The objective of the coding system is to generate unique
identifiers for each cell, for any of the resolutions.
The cellCode is a text string, composed of cell size and cell coordinates.
Cell codes start with a cell size prefix. The cell size is denoted in meter (m)
for cell sizes below 1000 m and kilometre (km) for cell sizes from 1000 m and
above.
Examples: a 100 meter cell has an identifier starting with “100m”, the
identifier of a 10000 meter cell starts with “10km”.
The coordinate part of the cell code reflects the distance of the lower left
grid cell corner from the false origin of the CRS. In order to reduce the
length of the string, Easting (E) and Northing (N) values are divided by
10^n (n is the number of zeros in the cell size value). Example for a cell
size of 10000 meters: The number of zeros in the cell size value is 4.
The resulting divider for Easting and Northing values is 10^4 = 10000.
The cellNum is a sequence of concatenated integers identifying all the
hierarchical partitions of the main cell in which the point resides.
For instance, the cellNum of the top right cell would be 416 (fourth
in first partition, sixteenth in second partition)

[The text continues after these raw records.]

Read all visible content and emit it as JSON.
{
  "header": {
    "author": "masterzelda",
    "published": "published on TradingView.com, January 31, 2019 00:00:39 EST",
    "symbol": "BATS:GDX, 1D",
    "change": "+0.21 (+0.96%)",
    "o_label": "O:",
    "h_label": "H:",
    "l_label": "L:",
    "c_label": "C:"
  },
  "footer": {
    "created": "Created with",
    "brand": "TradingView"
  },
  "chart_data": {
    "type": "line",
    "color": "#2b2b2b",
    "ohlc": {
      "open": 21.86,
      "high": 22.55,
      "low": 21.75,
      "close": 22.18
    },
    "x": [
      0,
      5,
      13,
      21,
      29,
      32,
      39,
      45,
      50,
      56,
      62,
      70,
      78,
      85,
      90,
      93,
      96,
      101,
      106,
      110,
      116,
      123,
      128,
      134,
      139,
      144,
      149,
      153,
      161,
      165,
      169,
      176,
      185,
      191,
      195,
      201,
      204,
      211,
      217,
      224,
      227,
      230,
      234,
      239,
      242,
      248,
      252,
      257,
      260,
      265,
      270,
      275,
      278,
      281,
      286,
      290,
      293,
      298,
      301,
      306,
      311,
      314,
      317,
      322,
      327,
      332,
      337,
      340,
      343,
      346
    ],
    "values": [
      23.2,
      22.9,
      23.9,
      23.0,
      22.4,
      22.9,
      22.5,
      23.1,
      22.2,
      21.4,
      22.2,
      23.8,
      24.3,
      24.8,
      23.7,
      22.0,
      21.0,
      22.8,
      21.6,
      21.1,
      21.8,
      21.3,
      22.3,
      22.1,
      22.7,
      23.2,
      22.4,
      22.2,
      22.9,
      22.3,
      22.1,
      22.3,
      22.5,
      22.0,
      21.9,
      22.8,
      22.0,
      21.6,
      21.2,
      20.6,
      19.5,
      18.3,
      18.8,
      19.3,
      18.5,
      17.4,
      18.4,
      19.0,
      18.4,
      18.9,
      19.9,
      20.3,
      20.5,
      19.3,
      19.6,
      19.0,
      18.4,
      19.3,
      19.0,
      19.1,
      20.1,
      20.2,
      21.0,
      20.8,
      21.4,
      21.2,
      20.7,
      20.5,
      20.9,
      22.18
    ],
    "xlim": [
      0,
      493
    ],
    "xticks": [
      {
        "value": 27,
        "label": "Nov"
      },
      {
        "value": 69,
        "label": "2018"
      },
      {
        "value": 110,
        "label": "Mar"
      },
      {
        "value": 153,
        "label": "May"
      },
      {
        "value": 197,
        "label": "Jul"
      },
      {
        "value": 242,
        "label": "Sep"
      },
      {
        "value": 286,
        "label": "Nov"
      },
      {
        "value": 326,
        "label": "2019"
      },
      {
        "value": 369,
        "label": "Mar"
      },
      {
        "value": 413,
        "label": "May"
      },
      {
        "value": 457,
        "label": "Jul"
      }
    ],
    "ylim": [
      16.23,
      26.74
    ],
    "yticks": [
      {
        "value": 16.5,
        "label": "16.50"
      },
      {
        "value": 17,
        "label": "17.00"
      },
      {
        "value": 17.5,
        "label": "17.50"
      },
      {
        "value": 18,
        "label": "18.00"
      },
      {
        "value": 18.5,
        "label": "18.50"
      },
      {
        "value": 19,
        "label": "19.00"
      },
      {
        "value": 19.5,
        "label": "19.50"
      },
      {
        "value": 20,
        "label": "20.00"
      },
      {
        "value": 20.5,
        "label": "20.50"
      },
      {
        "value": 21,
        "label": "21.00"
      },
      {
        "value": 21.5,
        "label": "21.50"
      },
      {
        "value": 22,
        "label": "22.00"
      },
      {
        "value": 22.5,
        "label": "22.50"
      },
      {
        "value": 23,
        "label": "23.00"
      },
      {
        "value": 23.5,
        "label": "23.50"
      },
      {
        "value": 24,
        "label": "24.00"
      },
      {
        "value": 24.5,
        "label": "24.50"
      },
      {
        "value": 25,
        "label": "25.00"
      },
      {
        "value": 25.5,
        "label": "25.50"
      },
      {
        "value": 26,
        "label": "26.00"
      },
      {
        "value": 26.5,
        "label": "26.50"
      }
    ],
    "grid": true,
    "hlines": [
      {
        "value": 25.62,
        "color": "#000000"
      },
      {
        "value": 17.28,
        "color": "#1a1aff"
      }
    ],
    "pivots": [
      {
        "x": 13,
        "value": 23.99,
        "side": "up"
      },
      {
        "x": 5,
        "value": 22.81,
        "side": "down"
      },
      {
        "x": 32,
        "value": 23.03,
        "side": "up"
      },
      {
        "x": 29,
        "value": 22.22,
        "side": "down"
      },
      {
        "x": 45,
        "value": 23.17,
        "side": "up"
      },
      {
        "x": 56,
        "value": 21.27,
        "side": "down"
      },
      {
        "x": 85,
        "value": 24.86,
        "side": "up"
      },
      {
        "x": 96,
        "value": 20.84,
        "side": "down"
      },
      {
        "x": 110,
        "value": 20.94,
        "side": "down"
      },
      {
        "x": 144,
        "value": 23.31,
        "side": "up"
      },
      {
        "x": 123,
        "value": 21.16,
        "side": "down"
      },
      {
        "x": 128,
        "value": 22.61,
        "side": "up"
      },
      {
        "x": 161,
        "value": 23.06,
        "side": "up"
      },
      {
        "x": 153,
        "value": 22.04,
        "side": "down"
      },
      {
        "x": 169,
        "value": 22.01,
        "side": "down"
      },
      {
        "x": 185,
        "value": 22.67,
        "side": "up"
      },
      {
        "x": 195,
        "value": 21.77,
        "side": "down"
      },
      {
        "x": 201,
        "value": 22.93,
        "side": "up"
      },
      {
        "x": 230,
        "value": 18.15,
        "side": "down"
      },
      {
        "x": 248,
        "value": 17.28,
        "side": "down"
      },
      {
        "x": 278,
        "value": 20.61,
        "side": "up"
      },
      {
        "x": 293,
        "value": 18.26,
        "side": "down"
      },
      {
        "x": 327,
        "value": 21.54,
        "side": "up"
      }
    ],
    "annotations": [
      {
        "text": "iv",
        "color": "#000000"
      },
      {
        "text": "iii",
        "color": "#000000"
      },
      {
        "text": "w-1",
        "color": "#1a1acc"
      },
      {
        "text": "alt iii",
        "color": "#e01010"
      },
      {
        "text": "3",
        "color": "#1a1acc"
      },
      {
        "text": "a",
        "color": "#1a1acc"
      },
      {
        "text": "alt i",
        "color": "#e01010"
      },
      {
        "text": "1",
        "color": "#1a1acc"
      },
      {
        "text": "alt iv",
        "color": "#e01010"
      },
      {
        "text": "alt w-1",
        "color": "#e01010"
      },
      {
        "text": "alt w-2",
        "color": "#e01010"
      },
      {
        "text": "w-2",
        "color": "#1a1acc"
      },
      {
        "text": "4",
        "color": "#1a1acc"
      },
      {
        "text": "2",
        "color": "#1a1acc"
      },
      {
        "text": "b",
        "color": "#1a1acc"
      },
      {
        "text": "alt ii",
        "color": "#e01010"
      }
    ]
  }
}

The input object must be projected and units should be in 'meters'
because the system uses the INSPIRE coding system.
Value
SpatialPolygonsDataFrame representing a varying size Quadtree aggregation for the given points.
See Also
-
D2.8.I.2 INSPIRE Specification on Geographical Grid Systems – Guidelines https://inspire.ec.europa.eu/documents/Data_Specifications/INSPIRE_Specification_GGS_v3.0.1.pdf
-
EEA reference grid dataset https://data.europa.eu/euodp/data/dataset/data_eea-reference-grids-2
Examples
data("CharlestonPop")
aQuadtree.Charleston<-createAQuadtree(CharlestonPop, threshold=10,
colnames="sex", thresholdField=c("sex.male", "sex.female"))